AG’s legal tab in Eyman case nears $1M with trial a year away

The anti-tax activist will be tried in July 2020 on charges he repeatedly broke state election laws.

OLYMPIA — Tim Eyman’s trial for allegedly breaking state campaign finance laws is getting pushed back on the calendar again.

The former Mukilteo resident’s trial, which was set for January, has been moved to July 13, 2020 in Thurston County Superior Court.

In the meantime, the cost of the state’s legal pursuit is averaging more than $40,000 a month and could top $1 million soon.

Attorney General Bob Ferguson has accused Eyman, a Bellevue resident, of secretly moving funds between two initiative campaigns in 2012 and receiving $308,000 in kickbacks from the firm that collected signatures for both measures.

Ferguson filed a lawsuit in March 2017 seeking $1.8 million in penalties plus reimbursement of the funds Eyman received from the signature-gathering firm, Citizen Solutions.

And, if successful, the attorney general also wants the court to bar the anti-tax activist from “managing, controlling, negotiating or directing financial transactions of any kind for any political committee.”

“We did not ask for a July 2020 date,” said Brionna Aho, Ferguson’s communications director. “Our only concern about the new date is a further delay in a court order stopping Mr. Eyman’s unlawful conduct.”

Eyman has denied wrongdoing. He said in a recent interview he isn’t bothered by having to wait longer to prove his innocence.

“It gives me eight more months to be politically active,” he said.

Meanwhile, the cost of the state’s legal pursuit — which is borne by the state Public Disclosure Commission — continues to mount.

Between July 1, 2017 and March 31, 2019, Ferguson’s office billed the enforcement agency $890,129 for handling the case. Most of the expenses are for the civil case though a portion is tied to proceedings triggered by Eyman’s bankruptcy filing at the end of November.
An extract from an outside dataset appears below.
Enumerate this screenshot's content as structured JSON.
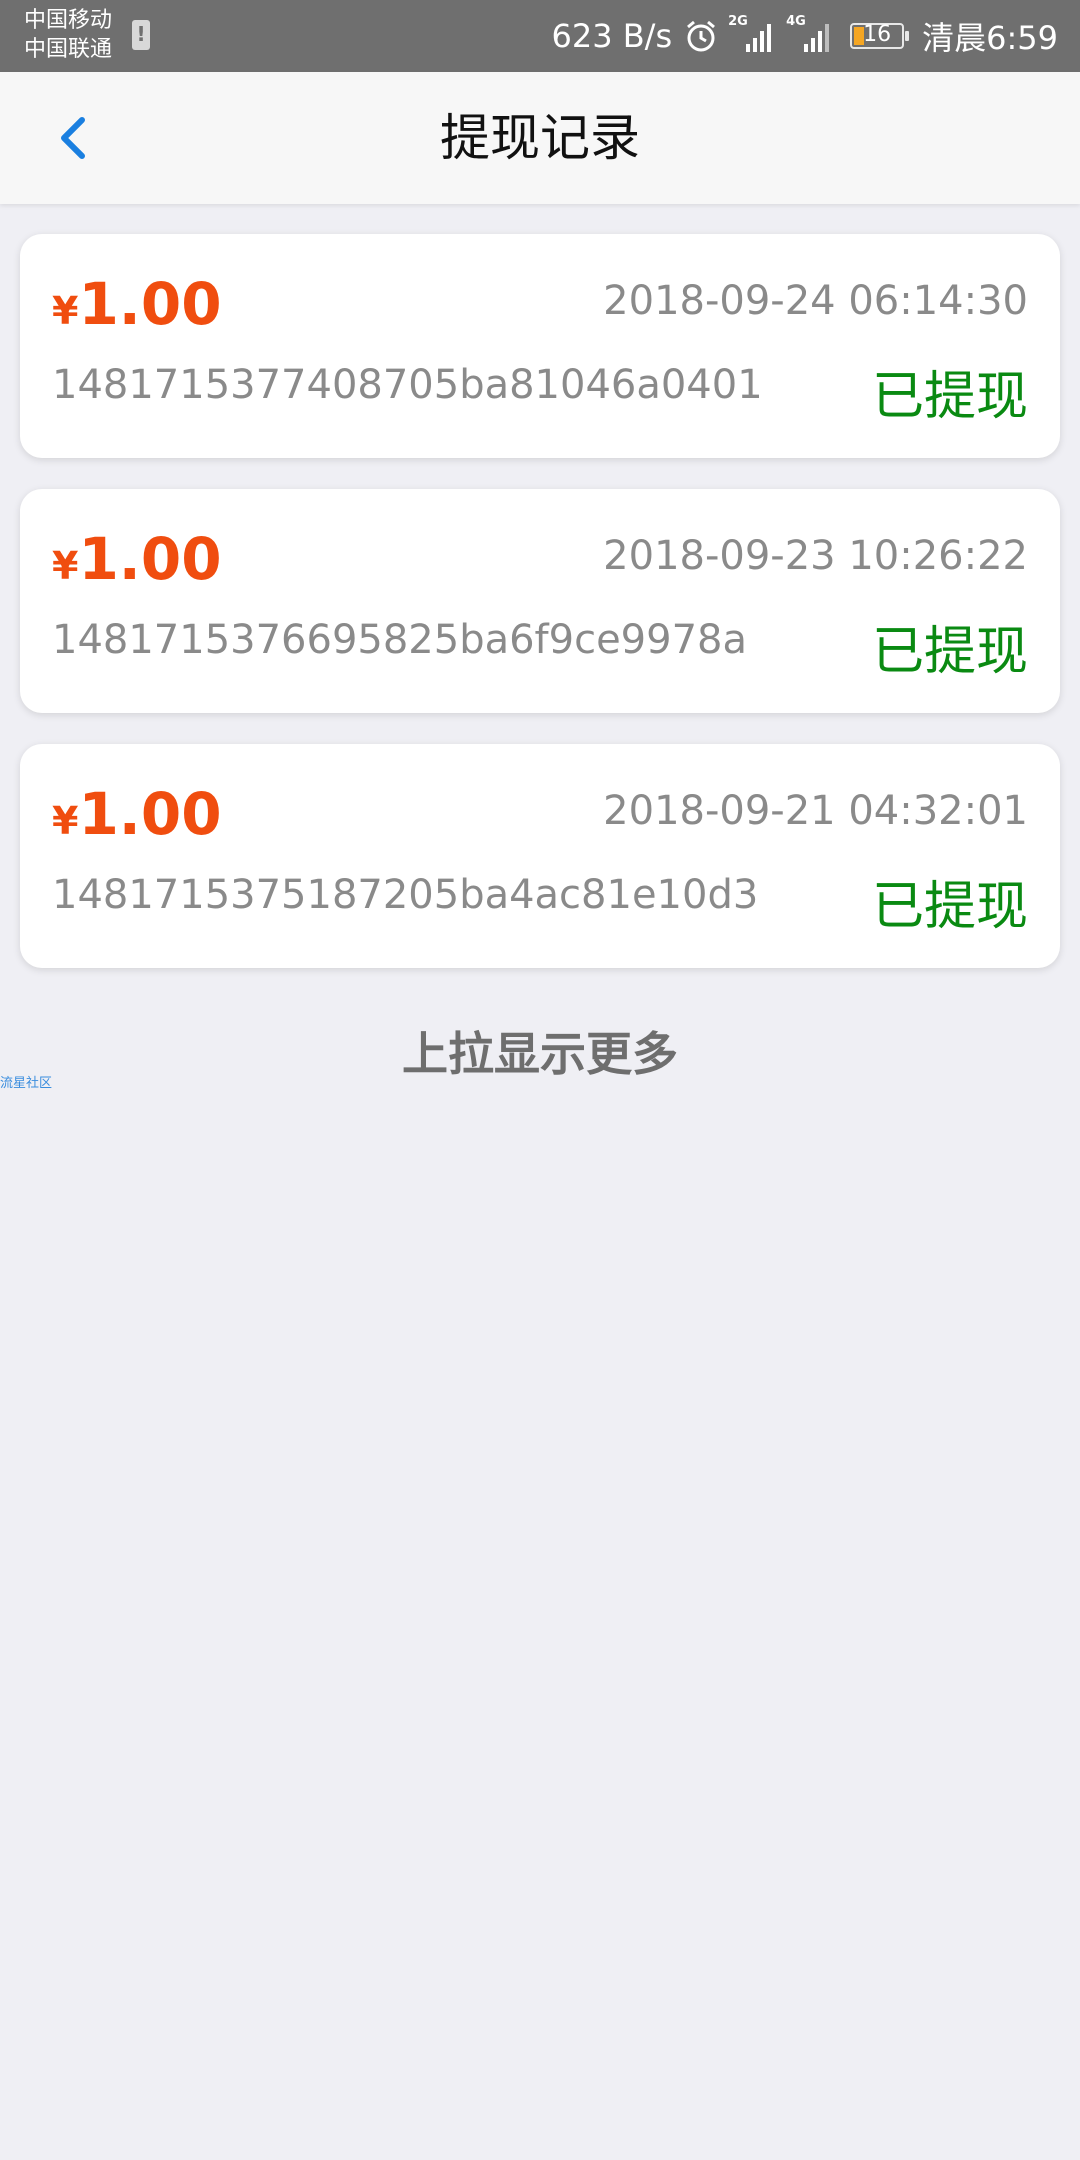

Of the total, $487,399 covered the 2018 fiscal year, and $402,730 is for the first nine months of the current fiscal year. For those 21 months, the state’s tab is averaging $42,387 per month. At that pace, the state’s legal bills will break $1 million by June 30, the end of the current fiscal year — and there will be another full year of legal maneuvering until the trial.

Aho said the bulk of the billings are related to Eyman’s delay in responding to discovery requests. Superior Court Judge James Dixon has found Eyman in contempt for not turning over documents sought by the state and the fines are mounting daily.

“We can’t predict Mr. Eyman’s future conduct,” she said. “Once discovery closes, there likely will not be much activity in the case until trial.”

Under the new timeline, discovery is scheduled to close Feb. 14, 2020.

Eyman said his expenses aren’t climbing because he is serving as his own lawyer.

“Because the attorney general has effectively blocked me from having an attorney, the later court date doesn’t cost me anything,” he said.

This legal dispute began in 2012 with a complaint to the Public Disclosure Commission. It alleged Eyman failed to report that he was shifting money donated for Initiative 1185, a tax-limiting measure, into the campaign for Initiative 517, which sought to reform the initiative and referendum process.

Under state election law, money can be moved from one political committee to another, but it must be disclosed in reports to the commission. And the sources of the money that is getting shifted must be revealed as well.

Commission staff conducted an exhaustive three-year investigation. It relied on bank records, emails and interviews to diagram how Eyman steered payments through his political committee, Voters Want More Choices, to Citizen Solutions knowing a portion of the money would be paid back to him for personal use and political activities.

In the course of the PDC probe, investigators found Citizen Solutions had been paying Eyman in prior initiative campaigns as well.

Commissioners, after reviewing the findings, referred the case to Ferguson because they believed the violations were egregious and the attorney general could exact greater penalties than the commission. Also, commissioners wanted Ferguson to investigate whether the alleged web of deceit their staff documented might have begun years earlier and might still be going on.

Ferguson’s office did its own investigation before filing the lawsuit. State attorneys have since amended its original complaint to include additional allegations related to Eyman’s fundraising activities since 2012.

The Eyman case continues to be the commission’s largest billing from the Attorney General’s Office.

If the state wins the case and recovers money for attorney fees and penalties, the commission would be in line for reimbursement.